Requires Python >= 3.7.

Binaries are available for:

* **Linux**: `x86_64`, `aarch64`, `i686`, `armv7l`, `musl-x86_64` & `musl-aarch64`
* **MacOS**: `x86_64` & `arm64` (except python 3.7)
* **Windows**: `amd64` & `win32`

Otherwise, you can install from source which requires Rust stable to be installed.

## Why this library?

Wanted to practice rust, and taking this library to python seemed like a good opportunity. It's awesome, and maybe more people coming from python will find something useful to do with it.

But really? Just for fun :)

## [Documentation](https://plaguss.github.io/pytokei/)

## What times should you expect?

Running `Languages.get_statistics` against [cpython](https://github.com/python/cpython) takes a little less than 200 milliseconds.

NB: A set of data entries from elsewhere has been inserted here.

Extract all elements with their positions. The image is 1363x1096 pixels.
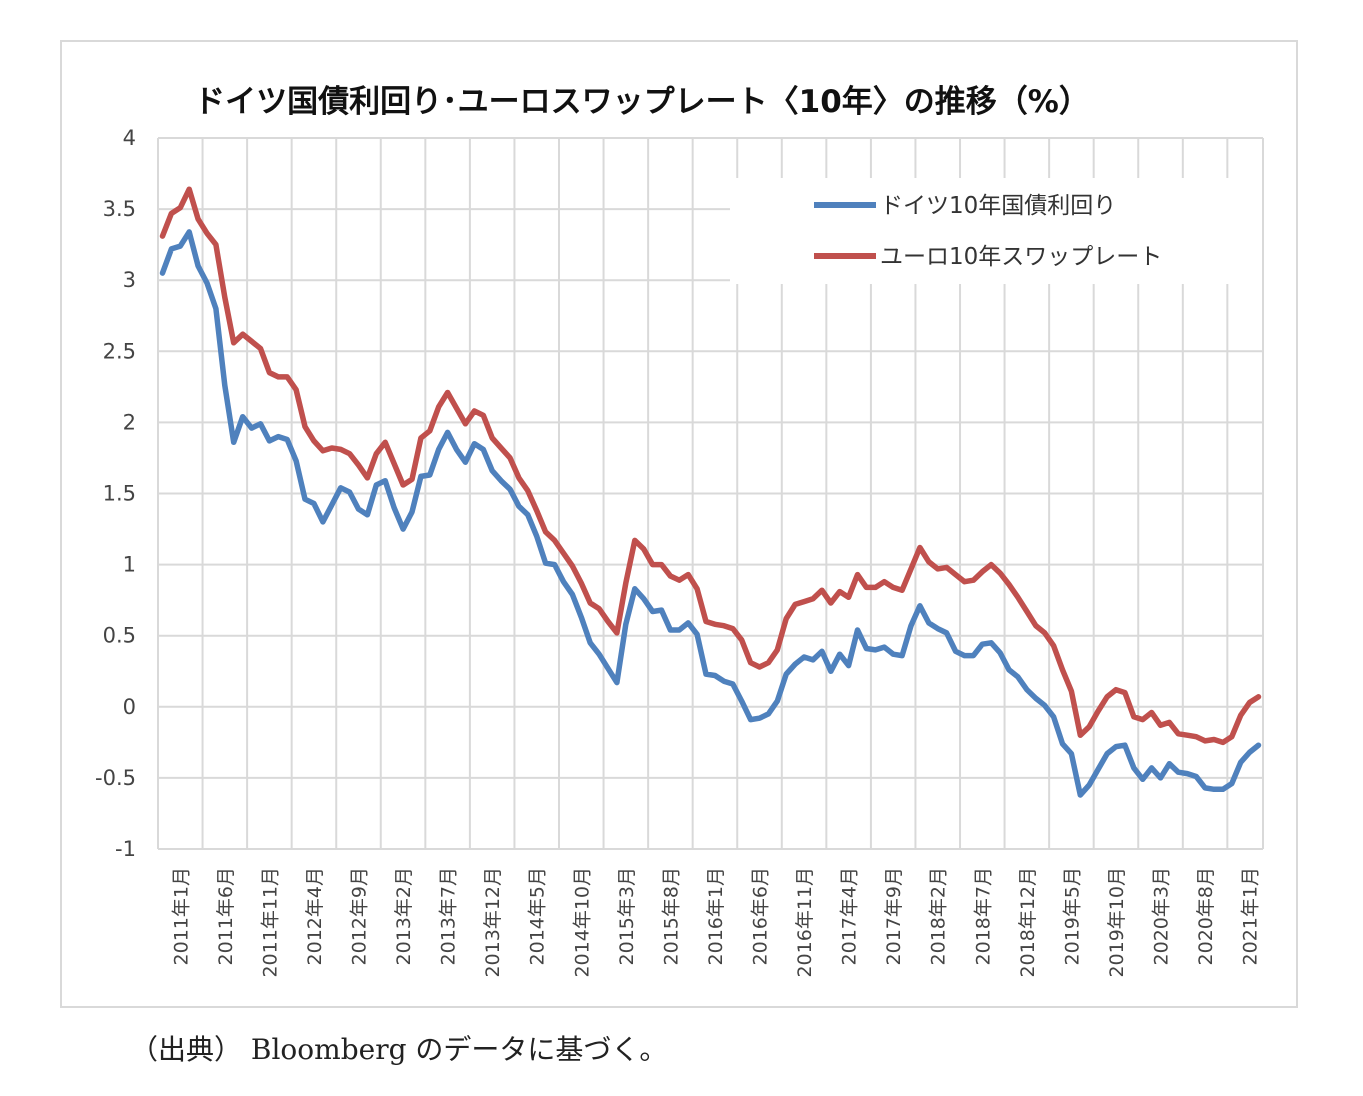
x-tick-label: 2016年6月 [750, 867, 772, 965]
x-tick-label: 2013年2月 [393, 867, 415, 965]
y-tick-label: 0 [123, 695, 136, 719]
y-tick-label: 1 [123, 553, 136, 577]
line-chart: ドイツ国債利回り･ユーロスワップレート〈10年〉の推移（%） 4 3.5 3 2.5 2… [95, 84, 1264, 978]
series-lines [159, 186, 1262, 798]
x-tick-label: 2017年9月 [883, 867, 905, 965]
x-tick-label: 2014年10月 [571, 867, 593, 978]
x-tick-label: 2015年3月 [616, 867, 638, 965]
x-tick-label: 2020年3月 [1151, 867, 1173, 965]
x-tick-label: 2011年6月 [215, 867, 237, 965]
y-tick-label: -0.5 [95, 766, 136, 790]
x-tick-label: 2015年8月 [660, 867, 682, 965]
chart-frame: ドイツ国債利回り･ユーロスワップレート〈10年〉の推移（%） 4 3.5 3 2.5 2… [60, 40, 1298, 1008]
x-tick-label: 2021年1月 [1240, 867, 1262, 965]
y-tick-label: 2 [123, 410, 136, 434]
x-tick-label: 2012年9月 [349, 867, 371, 965]
series-line-swap [159, 186, 1262, 746]
y-tick-label: 3.5 [103, 197, 136, 221]
grid [157, 137, 1264, 850]
x-tick-label: 2011年1月 [170, 867, 192, 965]
x-tick-label: 2019年5月 [1061, 867, 1083, 965]
x-tick-label: 2018年2月 [928, 867, 950, 965]
x-tick-label: 2011年11月 [259, 867, 281, 978]
x-tick-label: 2018年12月 [1017, 867, 1039, 978]
x-tick-label: 2013年12月 [482, 867, 504, 978]
source-caption: （出典） Bloomberg のデータに基づく。 [130, 1033, 668, 1066]
y-tick-label: 3 [123, 268, 136, 292]
y-tick-label: 2.5 [103, 339, 136, 363]
x-tick-label: 2014年5月 [527, 867, 549, 965]
legend-label-swap: ユーロ10年スワップレート [880, 244, 1162, 270]
x-tick-label: 2012年4月 [304, 867, 326, 965]
x-tick-label: 2019年10月 [1106, 867, 1128, 978]
x-tick-label: 2016年11月 [794, 867, 816, 978]
x-tick-label: 2018年7月 [972, 867, 994, 965]
y-tick-label: 0.5 [103, 624, 136, 648]
x-tick-label: 2020年8月 [1195, 867, 1217, 965]
y-tick-label: -1 [115, 837, 136, 861]
x-axis-ticks: 2011年1月 2011年6月 2011年11月 2012年4月 2012年9月 2013… [170, 867, 1261, 978]
y-tick-label: 1.5 [103, 482, 136, 506]
legend: ドイツ10年国債利回り ユーロ10年スワップレート [730, 178, 1262, 284]
y-axis-ticks: 4 3.5 3 2.5 2 1.5 1 0.5 0 -0.5 -1 [95, 126, 136, 861]
x-tick-label: 2017年4月 [839, 867, 861, 965]
series-line-bund [159, 229, 1262, 798]
legend-label-bund: ドイツ10年国債利回り [880, 193, 1116, 219]
chart-title: ドイツ国債利回り･ユーロスワップレート〈10年〉の推移（%） [194, 84, 1090, 120]
x-tick-label: 2016年1月 [705, 867, 727, 965]
x-tick-label: 2013年7月 [438, 867, 460, 965]
y-tick-label: 4 [123, 126, 136, 150]
legend-box [730, 178, 1262, 284]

Some more info should be found in the [docs](https://plaguss.github.io/pytokei/#time-comparison-tokei-and-pytokei).

## Development

You will need:

- [maturin](https://www.maturin.rs/installation.html) to compile the library

- `maturin develop` / `make develop` to compile the code.

From python side:

Run `make install-dev` inside a virtual environment, `make test`, `make mypy` and `make format` to ensure everything is as expected, and `make docs` to build the documentation.

*There are some problems when building the docs with mkdocstrings, a reminder is in the following [github issue](https://github.com/mkdocstrings/mkdocstrings/issues/404). For the moment, it seems that the best option is to remove the .so file and build the docs without it.*

To create a new release:

- Update the version in [Cargo.toml](./Cargo.toml).
- Create a new tag to run the github action workflow.